Home » Ketum PHRI: Tren Tingkat Keterisian Hotel di Batam dan Bintan Tumbuh Progresif

Ketum PHRI: Tren Tingkat Keterisian Hotel di Batam dan Bintan Tumbuh Progresif

by bahar

KABAREKONOMI.ID, Batam – Ketua Umum Perhimpunan Hotel dan Restoran Indonesia (PHRI) Haryadi Sukamdani mengakui tren tingkat keterisian kamar atau okupansi hotel di Batam dan Bintan menunjukkan pertumbuhan yang progresif.

Bahkan, pemulihan okupansi hotel di dua destinasi di Kepulauan Riau itu lebih baik ketimbang Bali.

“Jumlah wisatawan mancanegara belum meningkat secara keseluruhan, namun di wilayah Batam dan Bintan itu sudah mulai terlihat kenaikan pengunjung,” ujar Haryadi.

Percepatan pemulihan okupansi hotel di Batam dan Bintan ditopang oleh tingginya kunjungan wisatawan mancanegara atau wisman asal Singapura yang bertandang ke Indonesia.

Wisman yang masuk ke Tanah Air melalui kedua daerah itu sebagian besar adalah warga negeri singa.

Tren pertumbuhan mobilisasi wisman pun didukung oleh kebijakan pemerintah yang telah memperlonggar syarat bagi pelaku perjalanan luar negeri (PPLN).

Kedatangan PPLN dari Singapura ramai tercatat dari pintu pelabuhan kapal feri.

Meski demikian, Haryadi mengatakan angka pemulihan okupansi hotel di Batam dan Bintan belum bisa dihitung secara pasti.

“(Border) Bintan dan Batam kan baru saja dibuka, jadi belum tahu angkanya secara persis.

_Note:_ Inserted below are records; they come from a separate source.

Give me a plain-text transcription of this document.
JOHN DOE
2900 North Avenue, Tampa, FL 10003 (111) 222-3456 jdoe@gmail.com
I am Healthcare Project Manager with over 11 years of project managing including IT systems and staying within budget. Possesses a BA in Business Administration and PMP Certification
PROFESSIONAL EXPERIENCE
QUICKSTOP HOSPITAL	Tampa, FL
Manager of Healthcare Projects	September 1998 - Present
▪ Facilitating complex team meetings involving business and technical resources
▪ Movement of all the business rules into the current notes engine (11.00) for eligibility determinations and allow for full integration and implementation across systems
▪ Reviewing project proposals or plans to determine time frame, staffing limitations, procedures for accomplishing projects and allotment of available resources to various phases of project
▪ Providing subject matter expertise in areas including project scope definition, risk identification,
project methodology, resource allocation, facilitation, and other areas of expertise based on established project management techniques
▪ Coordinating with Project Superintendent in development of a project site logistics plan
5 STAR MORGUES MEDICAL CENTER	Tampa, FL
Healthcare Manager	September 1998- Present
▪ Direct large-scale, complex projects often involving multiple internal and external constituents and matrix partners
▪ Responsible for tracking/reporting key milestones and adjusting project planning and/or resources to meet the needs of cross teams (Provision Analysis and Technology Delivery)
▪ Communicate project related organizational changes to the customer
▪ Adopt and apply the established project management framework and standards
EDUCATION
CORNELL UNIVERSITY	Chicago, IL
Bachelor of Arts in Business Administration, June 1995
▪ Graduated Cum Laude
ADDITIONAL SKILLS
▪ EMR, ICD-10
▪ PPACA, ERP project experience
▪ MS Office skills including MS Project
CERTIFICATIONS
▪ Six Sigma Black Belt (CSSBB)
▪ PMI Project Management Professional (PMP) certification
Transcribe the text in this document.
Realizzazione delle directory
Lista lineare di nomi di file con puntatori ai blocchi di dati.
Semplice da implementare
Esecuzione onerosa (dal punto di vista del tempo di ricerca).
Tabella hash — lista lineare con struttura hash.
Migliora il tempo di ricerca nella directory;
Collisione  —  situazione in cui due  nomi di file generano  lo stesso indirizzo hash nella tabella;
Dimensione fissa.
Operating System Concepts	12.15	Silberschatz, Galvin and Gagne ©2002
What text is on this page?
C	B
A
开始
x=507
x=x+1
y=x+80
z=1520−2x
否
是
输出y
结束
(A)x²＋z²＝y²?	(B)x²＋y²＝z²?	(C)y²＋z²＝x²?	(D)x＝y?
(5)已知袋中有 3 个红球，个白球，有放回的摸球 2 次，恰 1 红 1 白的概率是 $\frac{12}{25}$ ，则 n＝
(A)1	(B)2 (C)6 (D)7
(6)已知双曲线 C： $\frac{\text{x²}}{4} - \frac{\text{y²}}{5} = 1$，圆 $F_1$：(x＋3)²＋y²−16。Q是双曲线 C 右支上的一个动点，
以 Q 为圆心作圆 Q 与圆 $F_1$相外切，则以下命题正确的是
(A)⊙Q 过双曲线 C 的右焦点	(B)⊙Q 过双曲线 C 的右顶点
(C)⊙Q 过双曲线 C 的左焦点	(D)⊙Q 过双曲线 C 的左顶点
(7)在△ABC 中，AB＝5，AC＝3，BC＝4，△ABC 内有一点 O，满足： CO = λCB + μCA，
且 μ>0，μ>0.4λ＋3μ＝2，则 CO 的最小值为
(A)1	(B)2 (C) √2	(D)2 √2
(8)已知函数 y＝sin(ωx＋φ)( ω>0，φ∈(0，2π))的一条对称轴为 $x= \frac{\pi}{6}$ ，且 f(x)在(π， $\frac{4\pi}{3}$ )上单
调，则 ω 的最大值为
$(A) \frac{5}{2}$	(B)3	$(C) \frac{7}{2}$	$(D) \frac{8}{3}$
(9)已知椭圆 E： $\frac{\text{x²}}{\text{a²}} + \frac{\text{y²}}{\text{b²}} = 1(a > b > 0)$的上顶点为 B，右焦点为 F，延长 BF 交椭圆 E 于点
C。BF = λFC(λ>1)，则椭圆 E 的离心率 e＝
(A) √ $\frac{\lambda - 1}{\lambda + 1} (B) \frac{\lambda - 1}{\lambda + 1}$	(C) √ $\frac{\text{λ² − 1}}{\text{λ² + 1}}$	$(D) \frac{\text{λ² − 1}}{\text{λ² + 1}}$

Namun, trennya sudah naik dan bagus. Makanya yang di batam dan bintan lebih cepat dari Bali,” ujar Haryadi.

Sedangkan untuk Bali, Haryadi mengatakan pemulihan tingkat keterisian kamar belum dirasakan secara merata oleh pelaku usaha. Pemulihan baru terjadi di wilayah selatan atau sekitar Kabupaten Badung.

Sedangkan di Bali Utara dan Bali Barat, tren pemulihannya sedikit lebih lambat. Haryadi berujar, faktor yang menyebabkan pemulihan sektor perhotelan di Bali terhambat adalah tingginya harga tiket pesawat dan mobilisasi wisman yang masih terbatas.

“Bali kan mendapatkan tamu dari wisatawan mancanegara. Jadi belum masih belum normal sepenuhnya,” tutur dia.

Di sisi lain, Haryadi menyebut pelaku usaha di sektor hotel dan restoran menghadapi pelbagai kendala, seperti kenaikan harga bahan baku makanan.

Kenaikan harga yang terjadi untuk komoditas minyak goreng hingga gandum membuat para pelaku usaha gigit jari untuk menurunkan keuntungannya.

“Sebab kita tidak bisa menaikkan harga langsung ke konsumen. Kita melihat kemampuan masyarakat,” ujar Haryadi.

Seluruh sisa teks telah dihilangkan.